To keep things simple, the Fed is telling us there will be two rate cuts next year. The market is expecting a minimum of four and possibly six or seven. This matters because how much the Fed “moves” towards the market expectations via the statement and dot projections will determine if the FOMC decision is positive or negative for stocks. Looking specifically at what parts of today’s FOMC decision are important, there are two keys to focus on: 1) Forward guidance and 2) The 2024 median dot.
Forward guidance remains the most important part of the statement and this sentence, found in the third paragraph of the statement “In determining the extent of additional policy firming that may be appropriate...” is key. If that sentence isn’t changed, it’s the Fed’s way of telling us rate cuts are not on the table (hawkish). If they do change it, that implies rate cuts are on the table going forward (dovish).

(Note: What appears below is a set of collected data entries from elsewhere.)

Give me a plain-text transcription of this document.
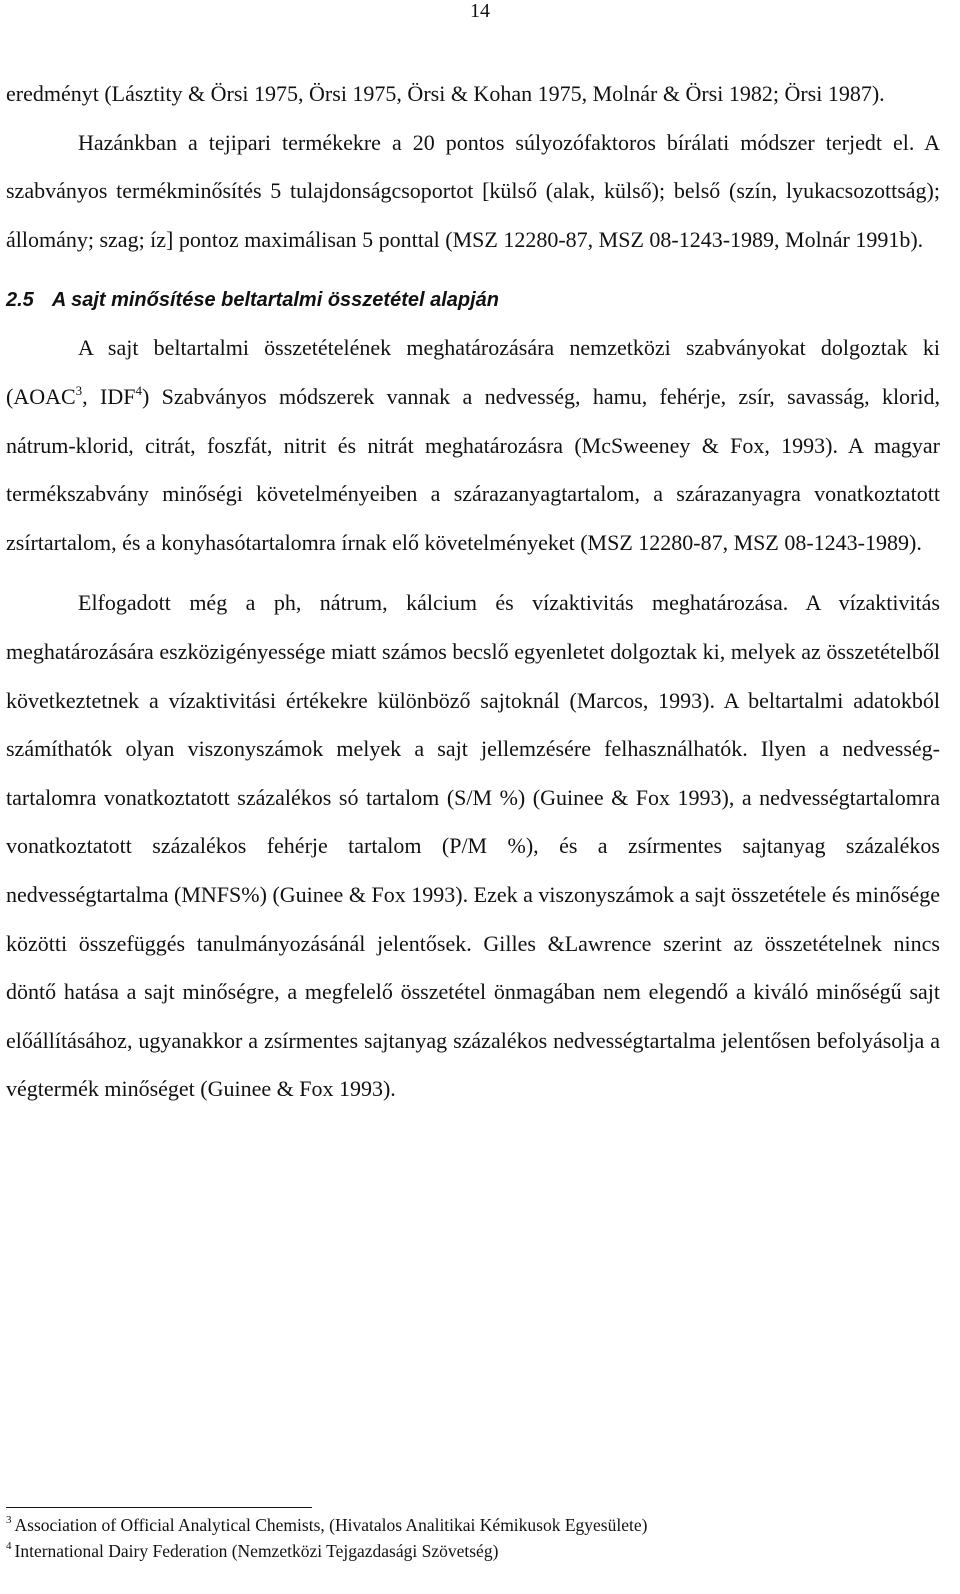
14

eredményt (Lásztity & Örsi 1975, Örsi 1975, Örsi & Kohan 1975, Molnár & Örsi 1982; Örsi 1987).

Hazánkban a tejipari termékekre a 20 pontos súlyozófaktoros bírálati módszer terjedt el. A szabványos termékminősítés 5 tulajdonságcsoportot [külső (alak, külső); belső (szín, lyukacsozottság); állomány; szag; íz] pontoz maximálisan 5 ponttal (MSZ 12280-87, MSZ 08-1243-1989, Molnár 1991b).

2.5 A sajt minősítése beltartalmi összetétel alapján

A sajt beltartalmi összetételének meghatározására nemzetközi szabványokat dolgoztak ki (AOAC$^3$, IDF$^4$) Szabványos módszerek vannak a nedvesség, hamu, fehérje, zsír, savasság, klorid, nátrum-klorid, citrát, foszfát, nitrit és nitrát meghatározásra (McSweeney & Fox, 1993). A magyar termékszabvány minőségi követelményeiben a szárazanyagtartalom, a szárazanyagra vonatkoztatott zsírtartalom, és a konyhasótartalomra írnak elő követelményeket (MSZ 12280-87, MSZ 08-1243-1989).

Elfogadott még a ph, nátrum, kálcium és vízaktivitás meghatározása. A vízaktivitás meghatározására eszközigényessége miatt számos becslő egyenletet dolgoztak ki, melyek az összetételből következtetnek a vízaktivitási értékekre különböző sajtoknál (Marcos, 1993). A beltartalmi adatokból számíthatók olyan viszonyszámok melyek a sajt jellemzésére felhasználhatók. Ilyen a nedvesség-tartalomra vonatkoztatott százalékos só tartalom (S/M %) (Guinee & Fox 1993), a nedvességtartalomra vonatkoztatott százalékos fehérje tartalom (P/M %), és a zsírmentes sajtanyag százalékos nedvességtartalma (MNFS%) (Guinee & Fox 1993). Ezek a viszonyszámok a sajt összetétele és minősége közötti összefüggés tanulmányozásánál jelentősek. Gilles &Lawrence szerint az összetételnek nincs döntő hatása a sajt minőségre, a megfelelő összetétel önmagában nem elegendő a kiváló minőségű sajt előállításához, ugyanakkor a zsírmentes sajtanyag százalékos nedvességtartalma jelentősen befolyásolja a végtermék minőséget (Guinee & Fox 1993).

$^3$ Association of Official Analytical Chemists, (Hivatalos Analitikai Kémikusok Egyesülete)
$^4$ International Dairy Federation (Nemzetközi Tejgazdasági Szövetség)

Turning to the 2024 median fed funds dot, In September that dot was 5.125%, meaning the Fed expected two rate cuts next year. However, that expectation also assumed an additional rate hike this year that didn’t happen. So, for today’s FOMC decision, the market expectation is for a 2024 median of 4.875%, which reflects the same two rate cuts forecasted in September but just from a lower rate (5.375% vs. 5.625%).
With that context, our “What’s Expected, Hawkish If, Dovish If” preview is below. What’s Expected: No Change to Forward Guidance and a 2024 Median Dot of 4.875%. Markets expect the Fed to partially push back against the current rate cut expectations and as such they will not change forward guidance in the statement. However, the market does expect the 2024 dot to decline to reflect two rate cuts from the current fed funds rate (to 4.875%). Likely Market Reaction: As long as Powell isn’t too hawkish during the press conference, this outcome would likely spur a modest rally in stocks and could key a rally into year-end.
To be clear, this outcome wouldn’t introduce anything new but it would remove the risk of a hawkish surprise and allow momentum to carry stocks higher into the end of the year. Stocks should see a modest to moderate rally and we’d expect continued broadening of the rally with cyclicals and “dividend proxy” sectors (utilities and REITs) rallying off a decline in yields and expectations for a resilient economy.
Looking at this from a commonsense point of view, I don’t believe the Fed will lower rates at all next year unless the economy begins slowing too much. As such, despite my argument about market perceptions, I believe this market will move with positive data on earnings each quarter. If the Fed lowers interest rates, the markets will respond positively but the market upturn is not dependent on interest rates.
The bottom line is that those who think the Fed can just manage its way out this easily, cutting rates to offset the pain of recession (or avoid one entirely), may not be correct. Many seem to have submitted to “state-run capitalism.” But history shows it has never really worked. The Fed is likely to “do nothing” this week and holding that position in 2024 might not be a bad thing.